Pulled Chicken Tostados
A crispy toasted taco piled high with cheese, chipotle chicken, coleslaw and sour cream. Fantastic!
- For the Pulled Chicken:
- 5 slices bacon, chopped
- 2 onions, thinly sliced
- 1 14-ounce can diced or crushed fire-roasted tomatoes
- 2 cups shredded rotisserie chicken, skin removed (about 10 ounces)
- 1 chipotle chile pepper in adobo, chopped, plus 1 to 2 tablespoons sauce from the can
- 1/4 teaspoon ground cumin
- Kosher salt and freshly ground pepper
- 8 tbsp. Shredded Mexican Cheese
- 2 cups Shredded Coleslaw Mix
- Juice of 1/2 lime
- 1/2 cup sour cream
- 1 avocado, chopped
- For the Tostados:
- Cooking spray
- 8 Corn Tortillas
- Step 1 To Make the Pulled Pork:
- Step 2 Cook the bacon in a large saucepan over medium-high heat, stirring, until lightly browned and crisp, 5 to 6 minutes. Add the onions and cook, stirring often and scraping the browned bits from the bottom of the pan, until soft and golden, about 10 minutes.

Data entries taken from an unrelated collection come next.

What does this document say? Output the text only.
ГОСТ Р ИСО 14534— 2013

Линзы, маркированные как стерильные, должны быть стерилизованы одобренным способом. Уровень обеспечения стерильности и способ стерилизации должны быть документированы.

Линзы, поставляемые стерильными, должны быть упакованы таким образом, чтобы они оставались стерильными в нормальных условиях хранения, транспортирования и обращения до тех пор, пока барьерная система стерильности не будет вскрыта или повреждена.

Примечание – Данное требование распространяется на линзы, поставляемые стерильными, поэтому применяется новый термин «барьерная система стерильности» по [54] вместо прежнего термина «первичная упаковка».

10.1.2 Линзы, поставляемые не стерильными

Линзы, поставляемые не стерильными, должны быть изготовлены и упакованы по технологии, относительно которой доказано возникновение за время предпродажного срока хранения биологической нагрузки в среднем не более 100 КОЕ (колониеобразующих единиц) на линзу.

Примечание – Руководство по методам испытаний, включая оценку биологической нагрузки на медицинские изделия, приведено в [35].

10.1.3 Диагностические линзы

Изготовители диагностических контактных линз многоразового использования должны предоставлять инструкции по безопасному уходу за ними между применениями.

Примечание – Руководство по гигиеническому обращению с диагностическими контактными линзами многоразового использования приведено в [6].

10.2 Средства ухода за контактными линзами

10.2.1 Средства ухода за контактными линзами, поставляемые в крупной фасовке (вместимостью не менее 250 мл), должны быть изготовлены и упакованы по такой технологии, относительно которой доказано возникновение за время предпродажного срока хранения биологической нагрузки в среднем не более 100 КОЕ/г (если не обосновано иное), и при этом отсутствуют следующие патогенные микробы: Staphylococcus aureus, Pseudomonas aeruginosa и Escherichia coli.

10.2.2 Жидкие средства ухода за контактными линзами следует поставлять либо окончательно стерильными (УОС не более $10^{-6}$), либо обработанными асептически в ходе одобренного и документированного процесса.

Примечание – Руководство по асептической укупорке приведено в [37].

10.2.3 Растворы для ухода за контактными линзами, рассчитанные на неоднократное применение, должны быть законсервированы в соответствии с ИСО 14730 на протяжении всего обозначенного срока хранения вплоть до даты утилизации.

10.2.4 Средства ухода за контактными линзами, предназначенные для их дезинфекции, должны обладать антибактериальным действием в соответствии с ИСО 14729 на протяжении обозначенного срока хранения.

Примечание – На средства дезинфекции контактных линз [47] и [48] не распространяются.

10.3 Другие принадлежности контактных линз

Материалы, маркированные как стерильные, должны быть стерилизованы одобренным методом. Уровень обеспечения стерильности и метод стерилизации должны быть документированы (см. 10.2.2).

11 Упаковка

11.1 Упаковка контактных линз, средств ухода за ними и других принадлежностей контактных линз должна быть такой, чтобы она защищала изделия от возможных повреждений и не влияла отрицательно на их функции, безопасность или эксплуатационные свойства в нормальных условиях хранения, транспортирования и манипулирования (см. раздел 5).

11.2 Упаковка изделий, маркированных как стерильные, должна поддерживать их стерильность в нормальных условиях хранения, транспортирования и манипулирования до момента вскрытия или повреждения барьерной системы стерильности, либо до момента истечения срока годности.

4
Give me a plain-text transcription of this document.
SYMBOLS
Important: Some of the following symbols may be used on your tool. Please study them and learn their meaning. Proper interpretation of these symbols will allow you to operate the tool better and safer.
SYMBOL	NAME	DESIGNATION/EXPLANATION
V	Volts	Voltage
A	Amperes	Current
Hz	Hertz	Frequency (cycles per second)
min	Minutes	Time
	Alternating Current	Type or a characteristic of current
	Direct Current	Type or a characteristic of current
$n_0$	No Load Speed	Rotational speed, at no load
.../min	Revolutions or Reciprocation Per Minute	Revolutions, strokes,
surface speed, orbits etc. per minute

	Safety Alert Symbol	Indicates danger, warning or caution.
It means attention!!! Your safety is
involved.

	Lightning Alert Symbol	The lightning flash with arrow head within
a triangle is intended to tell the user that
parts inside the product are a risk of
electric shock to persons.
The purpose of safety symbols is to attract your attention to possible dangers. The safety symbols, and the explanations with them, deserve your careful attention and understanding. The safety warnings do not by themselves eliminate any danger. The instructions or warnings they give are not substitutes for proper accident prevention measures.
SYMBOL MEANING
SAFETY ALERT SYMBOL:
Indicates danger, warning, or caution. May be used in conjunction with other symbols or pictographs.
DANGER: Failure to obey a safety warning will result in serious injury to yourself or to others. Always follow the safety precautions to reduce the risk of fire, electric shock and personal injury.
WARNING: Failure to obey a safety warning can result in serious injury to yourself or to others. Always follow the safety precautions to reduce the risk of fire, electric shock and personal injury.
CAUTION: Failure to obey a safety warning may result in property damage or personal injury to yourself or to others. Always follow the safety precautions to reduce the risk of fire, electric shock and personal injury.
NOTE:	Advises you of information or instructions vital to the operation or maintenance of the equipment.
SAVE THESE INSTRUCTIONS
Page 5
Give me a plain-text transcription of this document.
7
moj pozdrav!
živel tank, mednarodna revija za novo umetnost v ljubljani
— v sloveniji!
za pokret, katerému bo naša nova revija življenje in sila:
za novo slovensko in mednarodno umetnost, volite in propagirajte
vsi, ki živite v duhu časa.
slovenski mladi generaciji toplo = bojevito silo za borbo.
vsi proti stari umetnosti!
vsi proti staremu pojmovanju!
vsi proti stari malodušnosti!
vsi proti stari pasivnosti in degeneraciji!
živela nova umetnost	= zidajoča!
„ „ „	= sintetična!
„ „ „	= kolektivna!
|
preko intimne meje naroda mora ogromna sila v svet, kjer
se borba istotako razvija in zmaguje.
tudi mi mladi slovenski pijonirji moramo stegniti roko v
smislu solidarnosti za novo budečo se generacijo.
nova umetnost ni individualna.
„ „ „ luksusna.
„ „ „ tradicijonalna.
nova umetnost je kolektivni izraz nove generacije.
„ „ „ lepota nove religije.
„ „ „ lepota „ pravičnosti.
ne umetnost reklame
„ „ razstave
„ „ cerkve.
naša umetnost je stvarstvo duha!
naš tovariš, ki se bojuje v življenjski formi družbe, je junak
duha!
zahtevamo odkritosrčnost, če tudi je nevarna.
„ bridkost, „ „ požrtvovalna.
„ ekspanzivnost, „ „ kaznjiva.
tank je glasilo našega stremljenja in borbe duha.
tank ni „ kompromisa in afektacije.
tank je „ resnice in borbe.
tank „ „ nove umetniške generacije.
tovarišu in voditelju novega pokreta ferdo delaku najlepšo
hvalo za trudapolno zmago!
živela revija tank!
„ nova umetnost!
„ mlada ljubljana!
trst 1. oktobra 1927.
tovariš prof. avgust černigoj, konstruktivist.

- Step 3 Meanwhile, puree the tomatoes in a blender. Add to the saucepan along with the chicken, chipotle, adobo sauce, and cumin. Cook until warmed through, 1 to 2 minutes, adding up to 1/4 cup water if the sauce is too thick
- Step 4 season with salt and pepper.
- Step 5 Toss the coleslaw mix with the lime juice, 1/4 teaspoon salt and a few grinds of pepper in a medium bowl.
- Step 6 Make the tostadas per the following recipe.
- Step 7 Top the tostadas with the chicken and coleslaw. Thin the sour cream with 1 to 2 tablespoons water
- Step 8 drizzle over the tostadas. Top with the avocado.
- Step 9 To Make the Tostados.
- Step 10 Preheat oven to 400°F. Spray two large baking sheets with cooking spray.
- Step 11 Lightly spray both sides tortillas with cooking spray and place in a single layer on prepared baking sheets. Lightly season with salt.
- Step 12 Bake for 5 minutes, flip them over and bake for another 5 minutes until the tortillas are crispy like a chip.
- Step 13 Remove from the oven. Top each with 2 tbsp. Cheese, a generous spoonful of Pulled Chicken, the slaw, the sour cream, and the avocado. Serve.